In the case of identifiers, we expect the following identifier types to be indicated: DOI, PMID, PMC (for PMC ID), ISSN, PII, ISBN and arxiv (in lowercase). Identifier for technical reports are identicated as type report (e.g. <idno type="report">).

As a principle for identifiers, the identifier type string/prefix must be kept in the tagged field (except when it's impossible, for instance due to a formatting error in the PDF). This will help to disambiguate the recognized identifiers when the trained models are labelling new content. For example, see the different <idno> in the following reference:

    <author>Dillman, Allissa A et al.</author> (<date>2013</date>). 

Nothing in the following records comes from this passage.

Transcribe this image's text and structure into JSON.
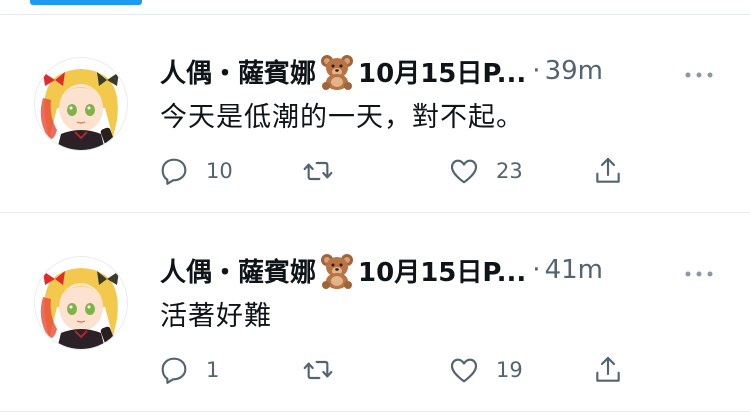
{
  "timeline": {
    "tweets": [
      {
        "display_name": "人偶・薩賓娜",
        "name_emoji": "bear-emoji",
        "name_suffix": "10月15日P...",
        "separator": "·",
        "time": "39m",
        "text": "今天是低潮的一天，對不起。",
        "replies": "10",
        "retweets": "",
        "likes": "23"
      },
      {
        "display_name": "人偶・薩賓娜",
        "name_emoji": "bear-emoji",
        "name_suffix": "10月15日P...",
        "separator": "·",
        "time": "41m",
        "text": "活著好難",
        "replies": "1",
        "retweets": "",
        "likes": "19"
      }
    ]
  },
  "colors": {
    "accent": "#1d9bf0",
    "text_primary": "#0f1419",
    "text_secondary": "#536471",
    "divider": "#e6ecf0"
  },
  "icons": {
    "reply": "reply-icon",
    "retweet": "retweet-icon",
    "like": "heart-icon",
    "share": "share-icon",
    "more": "more-icon"
  }
}
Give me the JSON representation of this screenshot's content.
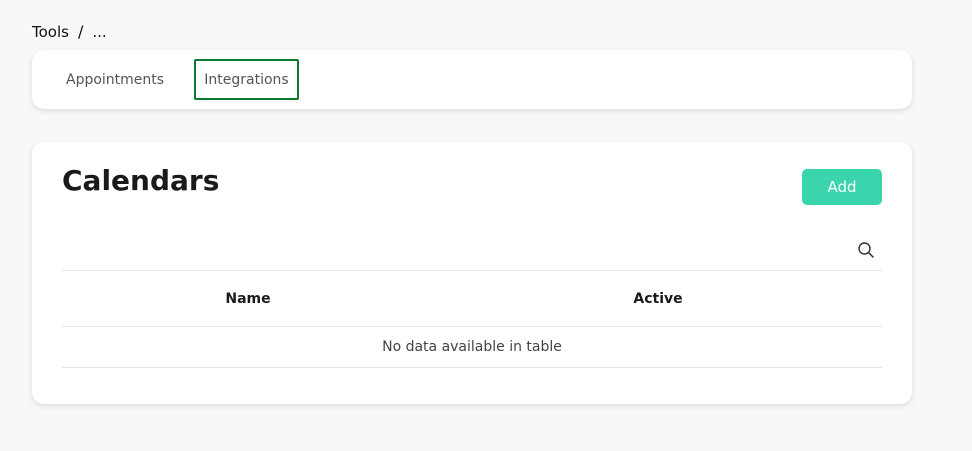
{
  "breadcrumb": {
    "root": "Tools",
    "separator": "/",
    "current": "..."
  },
  "tabs": [
    {
      "label": "Appointments",
      "active": false
    },
    {
      "label": "Integrations",
      "active": true
    }
  ],
  "calendars": {
    "title": "Calendars",
    "add_label": "Add",
    "search_icon": "search-icon",
    "columns": [
      "Name",
      "Active"
    ],
    "empty_message": "No data available in table"
  },
  "colors": {
    "accent": "#3ad4ad",
    "tab_focus_border": "#0b7a2e",
    "background": "#f7f8fa"
  }
}
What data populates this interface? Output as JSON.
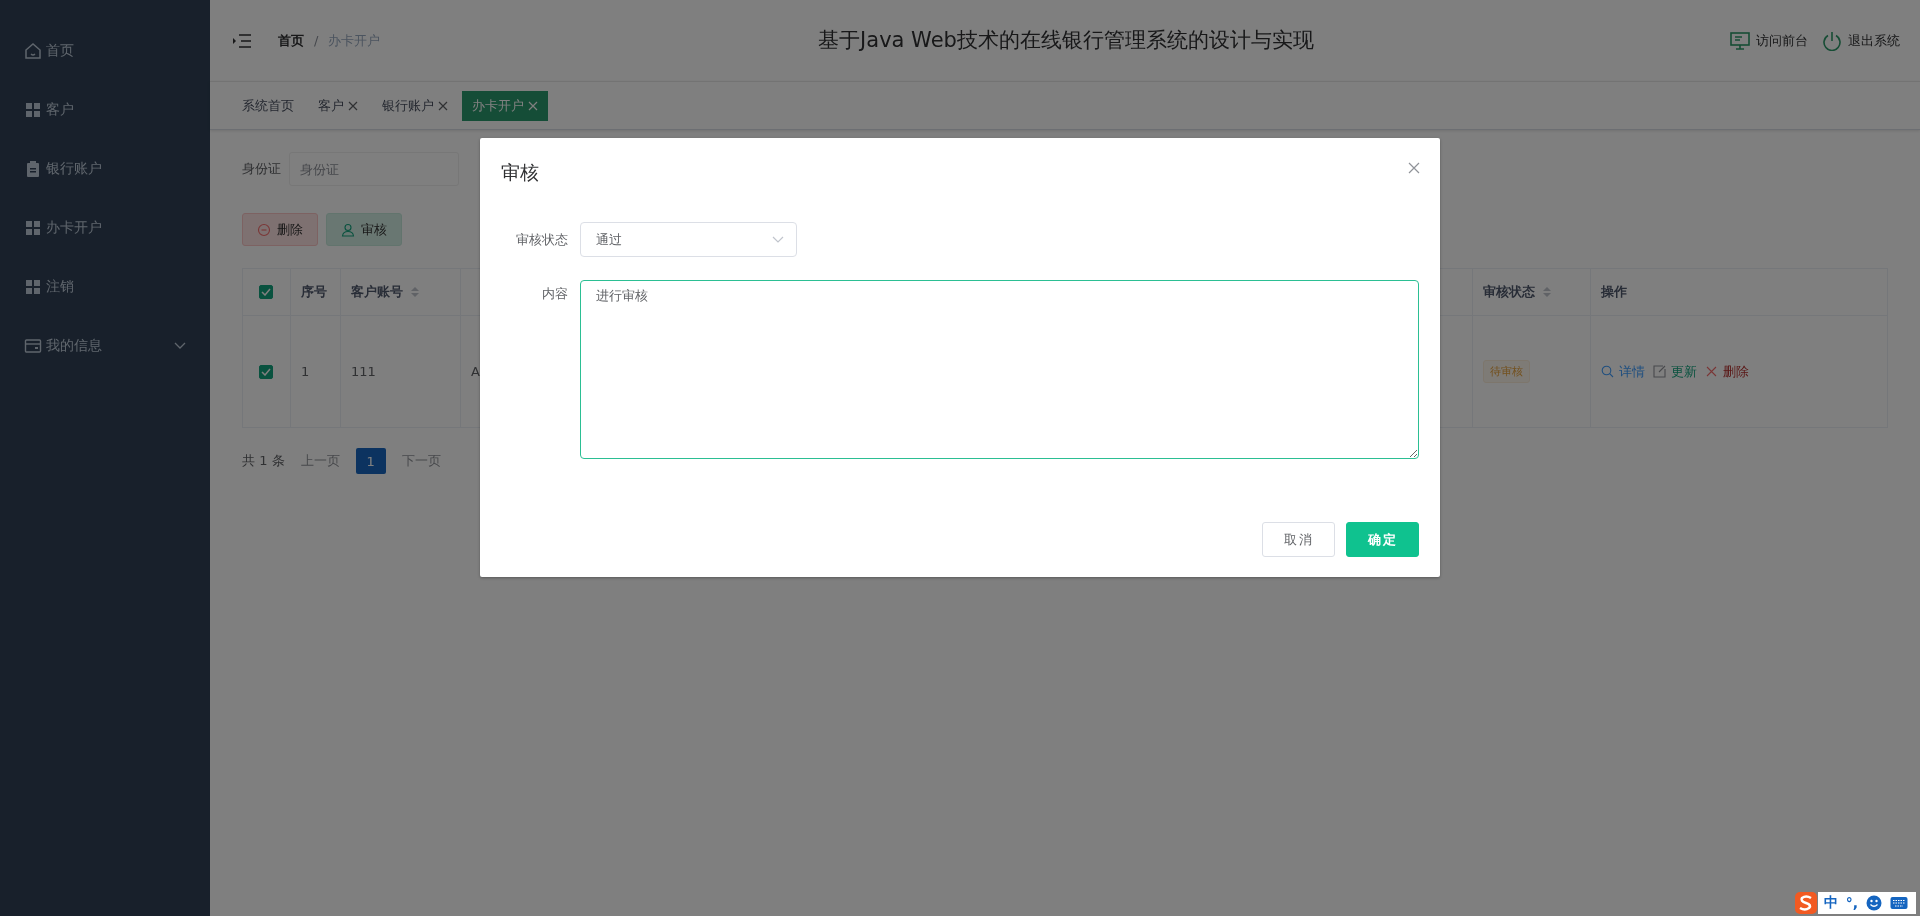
{
  "sidebar": {
    "items": [
      {
        "label": "首页",
        "kind": "home"
      },
      {
        "label": "客户",
        "kind": "grid"
      },
      {
        "label": "银行账户",
        "kind": "clipboard"
      },
      {
        "label": "办卡开户",
        "kind": "grid"
      },
      {
        "label": "注销",
        "kind": "grid"
      },
      {
        "label": "我的信息",
        "kind": "card",
        "expanded": false
      }
    ]
  },
  "header": {
    "breadcrumb": {
      "items": [
        "首页",
        "办卡开户"
      ],
      "separator": "/"
    },
    "title": "基于Java Web技术的在线银行管理系统的设计与实现",
    "links": [
      {
        "label": "访问前台",
        "kind": "monitor"
      },
      {
        "label": "退出系统",
        "kind": "power"
      }
    ]
  },
  "tabs": [
    {
      "label": "系统首页",
      "closable": false,
      "selected": false
    },
    {
      "label": "客户",
      "closable": true,
      "selected": false
    },
    {
      "label": "银行账户",
      "closable": true,
      "selected": false
    },
    {
      "label": "办卡开户",
      "closable": true,
      "selected": true
    }
  ],
  "search": {
    "label": "身份证",
    "placeholder": "身份证"
  },
  "toolbar": [
    {
      "label": "删除",
      "kind": "danger"
    },
    {
      "label": "审核",
      "kind": "audit"
    }
  ],
  "table": {
    "columns": [
      {
        "kind": "checkbox",
        "checked": true
      },
      {
        "kind": "text",
        "label": "序号",
        "sortable": false
      },
      {
        "kind": "text",
        "label": "客户账号",
        "sortable": true
      },
      {
        "kind": "text"
      },
      {
        "kind": "text",
        "label": "审核状态",
        "sortable": true
      },
      {
        "kind": "text",
        "label": "操作",
        "sortable": false
      }
    ],
    "rows": [
      {
        "cells": [
          {
            "kind": "checkbox",
            "checked": true
          },
          {
            "kind": "text",
            "text": "1"
          },
          {
            "kind": "text",
            "text": "111"
          },
          {
            "kind": "text",
            "text": "A"
          },
          {
            "kind": "tag",
            "text": "待审核"
          },
          {
            "kind": "actions",
            "actions": [
              {
                "label": "详情",
                "kind": "view"
              },
              {
                "label": "更新",
                "kind": "edit"
              },
              {
                "label": "删除",
                "kind": "delete"
              }
            ]
          }
        ]
      }
    ]
  },
  "pagination": {
    "total": "共 1 条",
    "prev": "上一页",
    "pages": [
      {
        "label": "1",
        "selected": true
      }
    ],
    "next": "下一页"
  },
  "dialog": {
    "title": "审核",
    "fields": [
      {
        "kind": "select",
        "label": "审核状态",
        "value": "通过"
      },
      {
        "kind": "textarea",
        "label": "内容",
        "value": "进行审核"
      }
    ],
    "buttons": [
      {
        "label": "取消",
        "kind": "default"
      },
      {
        "label": "确定",
        "kind": "primary"
      }
    ]
  },
  "ime": {
    "texts": [
      "中",
      "°,"
    ]
  }
}
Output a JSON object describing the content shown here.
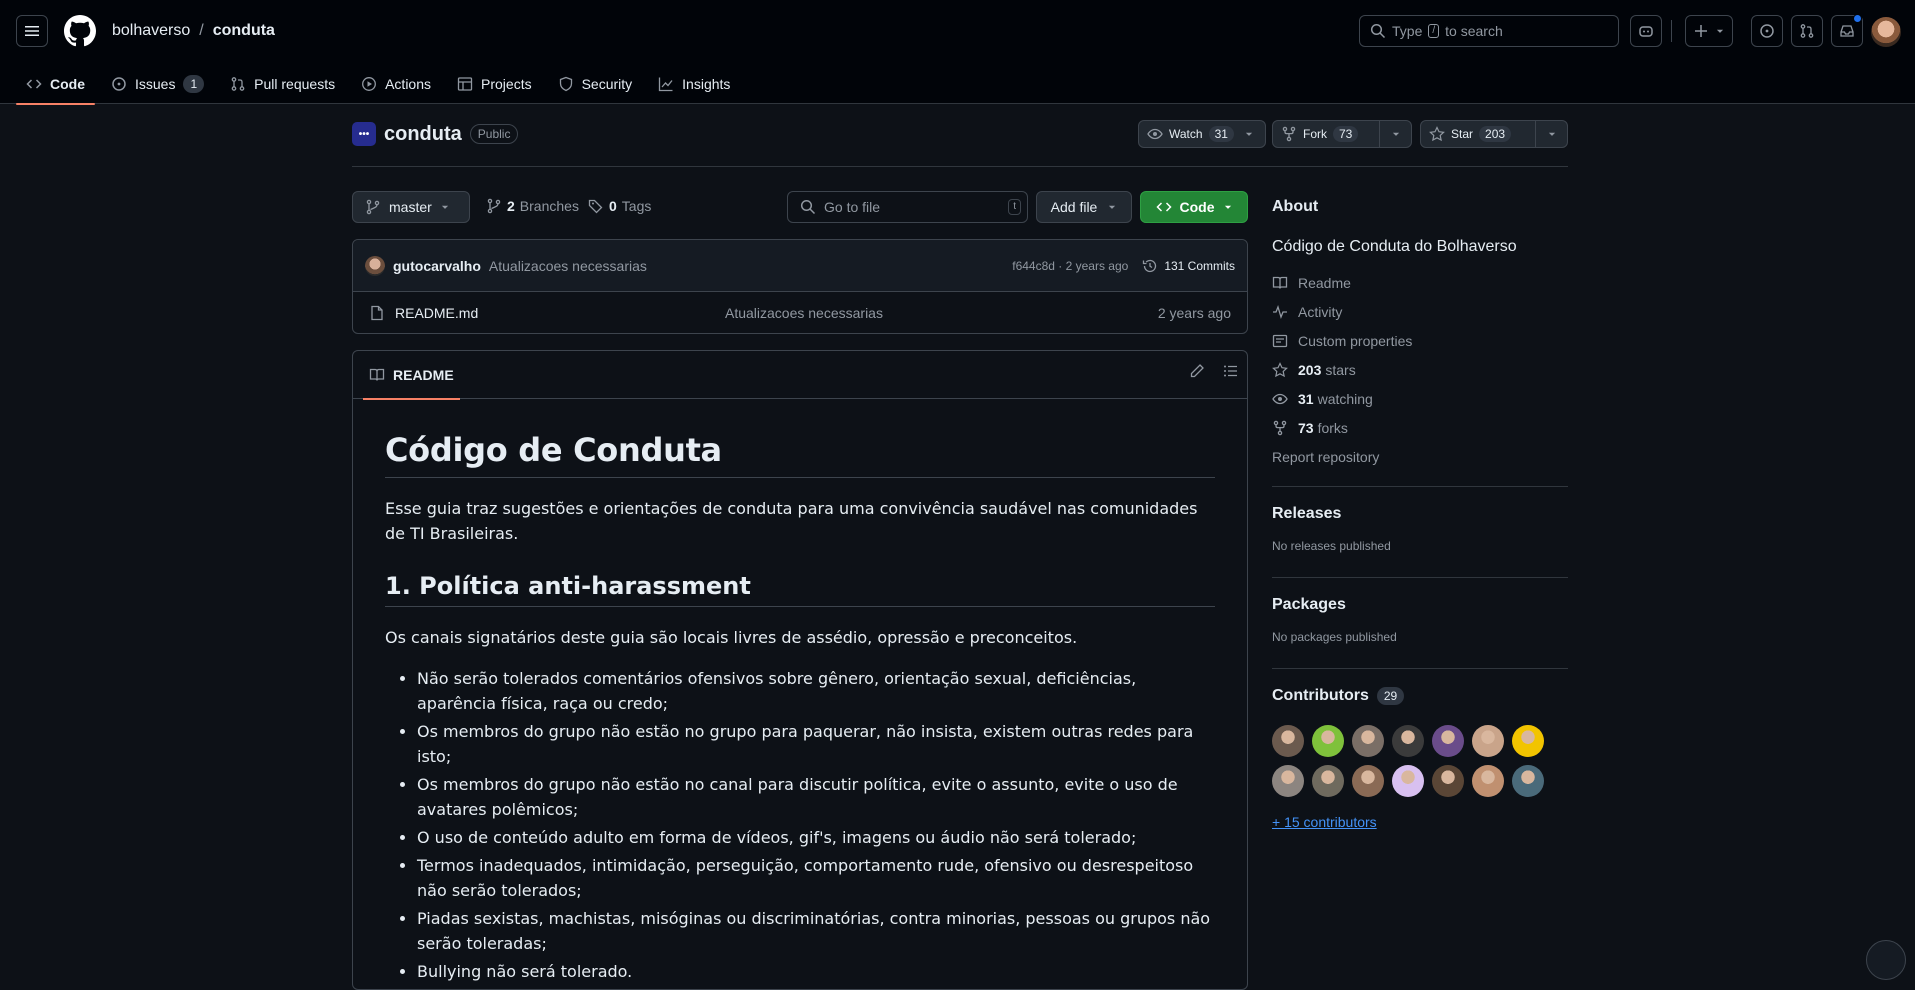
{
  "header": {
    "owner": "bolhaverso",
    "separator": "/",
    "repo": "conduta",
    "search_prefix": "Type",
    "search_key": "/",
    "search_suffix": "to search"
  },
  "tabs": [
    {
      "label": "Code",
      "icon": "code-icon"
    },
    {
      "label": "Issues",
      "count": "1",
      "icon": "issue-icon"
    },
    {
      "label": "Pull requests",
      "icon": "pull-request-icon"
    },
    {
      "label": "Actions",
      "icon": "play-icon"
    },
    {
      "label": "Projects",
      "icon": "table-icon"
    },
    {
      "label": "Security",
      "icon": "shield-icon"
    },
    {
      "label": "Insights",
      "icon": "graph-icon"
    }
  ],
  "repo": {
    "avatar_text": "•••",
    "name": "conduta",
    "visibility": "Public",
    "watch_label": "Watch",
    "watch_count": "31",
    "fork_label": "Fork",
    "fork_count": "73",
    "star_label": "Star",
    "star_count": "203"
  },
  "toolbar": {
    "branch": "master",
    "branches_count": "2",
    "branches_label": "Branches",
    "tags_count": "0",
    "tags_label": "Tags",
    "goto_placeholder": "Go to file",
    "goto_key": "t",
    "add_file": "Add file",
    "code": "Code"
  },
  "commit": {
    "user": "gutocarvalho",
    "message": "Atualizacoes necessarias",
    "hash_time": "f644c8d · 2 years ago",
    "commits": "131 Commits"
  },
  "files": [
    {
      "name": "README.md",
      "message": "Atualizacoes necessarias",
      "date": "2 years ago"
    }
  ],
  "readme": {
    "tab": "README",
    "h1": "Código de Conduta",
    "intro": "Esse guia traz sugestões e orientações de conduta para uma convivência saudável nas comunidades de TI Brasileiras.",
    "h2": "1. Política anti-harassment",
    "p2": "Os canais signatários deste guia são locais livres de assédio, opressão e preconceitos.",
    "bullets": [
      "Não serão tolerados comentários ofensivos sobre gênero, orientação sexual, deficiências, aparência física, raça ou credo;",
      "Os membros do grupo não estão no grupo para paquerar, não insista, existem outras redes para isto;",
      "Os membros do grupo não estão no canal para discutir política, evite o assunto, evite o uso de avatares polêmicos;",
      "O uso de conteúdo adulto em forma de vídeos, gif's, imagens ou áudio não será tolerado;",
      "Termos inadequados, intimidação, perseguição, comportamento rude, ofensivo ou desrespeitoso não serão tolerados;",
      "Piadas sexistas, machistas, misóginas ou discriminatórias, contra minorias, pessoas ou grupos não serão toleradas;",
      "Bullying não será tolerado."
    ]
  },
  "about": {
    "title": "About",
    "description": "Código de Conduta do Bolhaverso",
    "readme": "Readme",
    "activity": "Activity",
    "custom_properties": "Custom properties",
    "stars_count": "203",
    "stars_label": "stars",
    "watching_count": "31",
    "watching_label": "watching",
    "forks_count": "73",
    "forks_label": "forks",
    "report": "Report repository"
  },
  "releases": {
    "title": "Releases",
    "empty": "No releases published"
  },
  "packages": {
    "title": "Packages",
    "empty": "No packages published"
  },
  "contributors": {
    "title": "Contributors",
    "count": "29",
    "more": "+ 15 contributors",
    "avatar_colors": [
      "#6b5a4e",
      "#7fc13b",
      "#7a6e66",
      "#3b3b3b",
      "#6a4c8a",
      "#c9a48a",
      "#f2c400",
      "#8c8580",
      "#6f6a5e",
      "#8a6a55",
      "#d8c0f0",
      "#5a4636",
      "#c09070",
      "#4a6a7a"
    ]
  },
  "colors": {
    "accent": "#f78166",
    "link": "#4493f8",
    "green": "#238636"
  }
}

    "<title level="a">mRNA expression, splicing and editing in the embryonic and adultmouse cerebral cortex</title>". eng. 
    In :<title level="j">Nature neuroscience</title> <biblScope unit="volume">16</biblScope>. 
    <biblScope unit="issue">4</biblScope>. <idno type="PMID">PMID :23416452</idno> 
    <idno type="PMC">PMCID: PMC3609882</idno>, pp. <biblScope unit="page">499-506</biblScope>. 
    <idno type="ISSN">issn: 1546- 1726</idno>. 
    <idno type="DOI">doi: 10. 1038/nn.3332</idno>.